II. Closing Argument

¶13 Dodson next contends the prosecutor improperly argued in closing that the State need not prove he acted intentionally. Because Dodson did not object to the State's closing argument below, we review only for fundamental error. State v. Henderson, 210 Ariz. 561, 567, ¶ 19, 115 P.3d 601, 607 (2005). To prevail under this standard, Dodson must show both that error occurred and that he was prejudiced by it. Id. at ¶ 20 (citations omitted).

¶14 Even assuming arguendo that the prosecutor misstated the law in closing, Dodson has not demonstrated the requisite prejudice. The jury was instructed that the lawyers' closing arguments were not evidence.
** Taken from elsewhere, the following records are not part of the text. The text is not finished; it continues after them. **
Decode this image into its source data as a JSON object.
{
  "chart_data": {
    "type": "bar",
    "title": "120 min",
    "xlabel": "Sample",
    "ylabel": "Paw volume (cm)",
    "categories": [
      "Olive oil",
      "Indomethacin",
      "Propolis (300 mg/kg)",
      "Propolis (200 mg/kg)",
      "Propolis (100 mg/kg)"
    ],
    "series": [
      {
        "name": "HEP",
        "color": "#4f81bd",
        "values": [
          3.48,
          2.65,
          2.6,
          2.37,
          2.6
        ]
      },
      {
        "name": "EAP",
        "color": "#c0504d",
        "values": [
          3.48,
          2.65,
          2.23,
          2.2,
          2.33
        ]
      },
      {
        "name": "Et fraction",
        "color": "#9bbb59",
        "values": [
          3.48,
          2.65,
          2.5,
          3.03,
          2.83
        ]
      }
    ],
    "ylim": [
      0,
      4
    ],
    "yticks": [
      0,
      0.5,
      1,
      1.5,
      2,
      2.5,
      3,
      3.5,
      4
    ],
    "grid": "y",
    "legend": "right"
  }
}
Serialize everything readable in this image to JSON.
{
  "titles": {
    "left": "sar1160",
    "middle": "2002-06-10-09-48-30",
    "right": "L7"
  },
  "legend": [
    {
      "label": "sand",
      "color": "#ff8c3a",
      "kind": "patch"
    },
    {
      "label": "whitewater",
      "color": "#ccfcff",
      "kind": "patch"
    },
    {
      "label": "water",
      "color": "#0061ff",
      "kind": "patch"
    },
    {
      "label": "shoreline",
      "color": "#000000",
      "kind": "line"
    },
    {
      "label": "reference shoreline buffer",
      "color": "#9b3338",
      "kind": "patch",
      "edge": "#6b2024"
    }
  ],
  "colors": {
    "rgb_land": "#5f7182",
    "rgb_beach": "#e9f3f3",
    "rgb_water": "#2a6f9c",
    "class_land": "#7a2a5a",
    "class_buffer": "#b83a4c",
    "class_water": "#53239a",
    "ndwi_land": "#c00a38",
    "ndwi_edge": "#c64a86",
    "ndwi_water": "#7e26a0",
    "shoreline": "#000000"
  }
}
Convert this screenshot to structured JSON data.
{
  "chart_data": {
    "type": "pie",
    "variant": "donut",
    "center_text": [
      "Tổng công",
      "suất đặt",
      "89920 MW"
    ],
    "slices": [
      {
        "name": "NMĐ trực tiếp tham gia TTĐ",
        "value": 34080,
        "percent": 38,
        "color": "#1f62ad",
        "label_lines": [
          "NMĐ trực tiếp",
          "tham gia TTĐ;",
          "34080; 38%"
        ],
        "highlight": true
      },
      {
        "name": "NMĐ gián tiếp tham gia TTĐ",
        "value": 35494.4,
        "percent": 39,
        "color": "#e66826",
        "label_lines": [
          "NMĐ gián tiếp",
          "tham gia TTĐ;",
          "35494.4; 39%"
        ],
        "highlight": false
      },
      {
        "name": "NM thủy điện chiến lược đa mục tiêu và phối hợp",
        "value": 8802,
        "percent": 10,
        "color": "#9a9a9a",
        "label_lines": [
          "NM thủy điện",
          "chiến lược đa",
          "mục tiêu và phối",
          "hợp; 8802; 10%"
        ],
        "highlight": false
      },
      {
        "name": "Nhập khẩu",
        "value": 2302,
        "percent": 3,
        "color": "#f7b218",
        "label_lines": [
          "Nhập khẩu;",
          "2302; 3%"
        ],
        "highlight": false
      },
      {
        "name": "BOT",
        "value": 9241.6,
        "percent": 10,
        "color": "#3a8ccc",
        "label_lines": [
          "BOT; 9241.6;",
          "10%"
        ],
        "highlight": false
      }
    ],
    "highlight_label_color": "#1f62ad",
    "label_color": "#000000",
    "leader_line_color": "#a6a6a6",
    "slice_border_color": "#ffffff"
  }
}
Jurors were also instructed to render a verdict based on the evidence presented and were properly advised that the State must prove: (1) Dodson possessed a tool, instrument, or other article adapted or commonly used for committing burglary; and (2) he intended to use or permit the use of such an item in the commission of a burglary. We presume that jurors follow their instructions. State v. Prince, 204 Ariz. 156, 158, ¶ 9, 61 P.3d 450, 452 (2003) (citation omitted); see also State v. Anderson, 210 Ariz. 327, 342, ¶ 52, 111 P.3d 369, 384 (2005) (trial court's correct instruction on law and admonition that lawyers' arguments were not evidence negated fundamental error based on prosecutor's clear misstatements of law).

CONCLUSION

¶15 For the foregoing reasons, we affirm Dodson's conviction and sentence.

ANDREW W. GOULD, Presiding Judge, PATRICIA A. OROZCO, Judge, concurring.

FootNotes


1. Although the notice of appeal states that Dodson is also appealing his burglary conviction, the opening brief addresses only the possession of burglary tools conviction. We therefore do not address the burglary charge. See, e.g., Schabel v. Deer Valley Unified Sch. Dist. No. 97, 186 Ariz. 161, 167, 920 P.2d 41, 47 (App. 1996) ("Issues not clearly raised and argued in a party's appellate brief are waived."); MT Builders, L.L.C. v. Fisher Roofing, Inc., 219 Ariz. 297, 304 n.7, ¶ 19, 197 P.3d 758, 765 n.7 (App. 2008) (arguments not developed on appeal are deemed waived).